Минуту мы едим в тишине. Она нарушает молчание, стараясь, чтобы голос звучал бодро.
— Я читала, что ты продал половину компании. Как так вышло?
Об этом я знаю, как говорить. Объясняю IPO и внешние инвестиции, а также ощущение того, что нахожусь в ловушке, несмотря на то, что я единственный, кто отдает приказы.
— Выход из системы был моей жизнью более десяти лет. Я бросил колледж из-за этого, ты знаешь. Теперь хочу больше свободы. Более здорового отношения.
Холли подпирает голову рукой, голубые глаза задумчивы.
— Это имеет смысл.
— Правда?
Она кивает.
— В статье, которую я только что прочитала, ты сказал, что раньше работал по девяносто часов в неделю. Не думаю, что это полезно для здоровья.
Я пожимаю плечами.
— В то время это было необходимо.
— Сколько у тебя сейчас? Шестьдесят? — в ее глазах пляшут искорки, на губах играет улыбка. — Пятьдесят?
— Я настаиваю на пятидесяти. Это более разумное число, да.
— Ты действительно работал раньше? Пока был… эм.
Ее взгляд опускается на мою грудь.
Улыбка становится шире.
— Да. Я часто провожу совещания, сидя на велотренажере. Почему бы и нет?
— Ну, я часто пишу в пижаме. Почти так же впечатляюще.

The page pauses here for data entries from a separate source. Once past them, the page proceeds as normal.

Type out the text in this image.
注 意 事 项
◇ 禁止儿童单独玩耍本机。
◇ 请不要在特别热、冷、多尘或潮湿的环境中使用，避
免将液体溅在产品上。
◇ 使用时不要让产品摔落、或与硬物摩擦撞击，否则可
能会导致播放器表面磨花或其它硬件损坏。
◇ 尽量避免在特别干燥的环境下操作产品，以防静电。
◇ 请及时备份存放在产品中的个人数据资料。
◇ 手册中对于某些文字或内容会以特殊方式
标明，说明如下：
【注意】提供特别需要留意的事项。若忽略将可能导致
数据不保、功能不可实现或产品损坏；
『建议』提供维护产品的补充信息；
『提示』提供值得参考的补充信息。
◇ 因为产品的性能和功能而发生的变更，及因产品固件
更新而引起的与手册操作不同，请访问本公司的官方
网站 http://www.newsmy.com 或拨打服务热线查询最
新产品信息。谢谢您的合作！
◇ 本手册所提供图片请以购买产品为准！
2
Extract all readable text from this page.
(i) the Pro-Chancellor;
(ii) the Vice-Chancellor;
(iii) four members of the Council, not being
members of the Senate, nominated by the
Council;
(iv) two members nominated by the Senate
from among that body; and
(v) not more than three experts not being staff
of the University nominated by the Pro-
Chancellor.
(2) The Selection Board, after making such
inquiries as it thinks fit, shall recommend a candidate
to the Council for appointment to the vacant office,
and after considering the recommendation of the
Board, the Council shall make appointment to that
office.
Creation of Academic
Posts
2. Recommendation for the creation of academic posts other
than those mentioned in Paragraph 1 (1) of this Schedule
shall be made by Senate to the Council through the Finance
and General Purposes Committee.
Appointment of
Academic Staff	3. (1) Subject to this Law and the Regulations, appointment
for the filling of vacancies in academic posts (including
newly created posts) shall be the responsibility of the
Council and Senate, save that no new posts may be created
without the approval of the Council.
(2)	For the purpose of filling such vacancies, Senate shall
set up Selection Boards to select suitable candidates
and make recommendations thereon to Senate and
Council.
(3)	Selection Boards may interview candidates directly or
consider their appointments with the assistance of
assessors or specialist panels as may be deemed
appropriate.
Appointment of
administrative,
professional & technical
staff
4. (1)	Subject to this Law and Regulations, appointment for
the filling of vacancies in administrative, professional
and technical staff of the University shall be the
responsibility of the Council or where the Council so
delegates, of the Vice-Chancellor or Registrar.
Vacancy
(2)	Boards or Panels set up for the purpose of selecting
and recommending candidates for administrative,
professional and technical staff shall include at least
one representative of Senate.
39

Я представляю Холли с распущенными волосами и в милой пижамке, сидящую перед ноутбуком.
— Определенно.
— Значит, ты не любишь Рождество, — говорит она, глядя на почти пустую коробку. — Адам, тогда зачем ты купил этот дом? Знаешь же, каким становится город.
Я стону.
— Тактическая ошибка с моей стороны.
— Будет только хуже. Осталось две недели до Рождества.
— Я знаю.
— Рождественская ярмарка в самом разгаре. Они уже устраивают прогулки на лошадях и в экипажах, мы с мамой вчера ходили на церемонию зажжения рождественской елки, там..
— Знаю, — говорю я, перебив ее монолог. — Придется придумать, как этого избежать.
Улыбка Холли становится кривой.
— Это лучшее время года.
— Самое напряженное, хаотичное, коммерциализированное время года.
— О, Адам. Нет.
Я снова пожимаю плечами.
— Мне не жаль.
— Но это самое лучшее, уютное, трогательное время.
Ее глаза серьезные, дразнящие и теплые, когда встречаются с моими. Как будто она видит меня, словно не оценивает и не обдумывает слова тщательно.
В ее взгляде нет осторожного планирования.
— Тогда придется показать это, — слышу я собственный голос.
— Я могу, — говорит она.
— Вечер пятницы. У тебя есть планы?
Она качает головой.
— Неа.
— Тогда Рождественская ярмарка. Посмотрим, сможешь ли переубедить меня.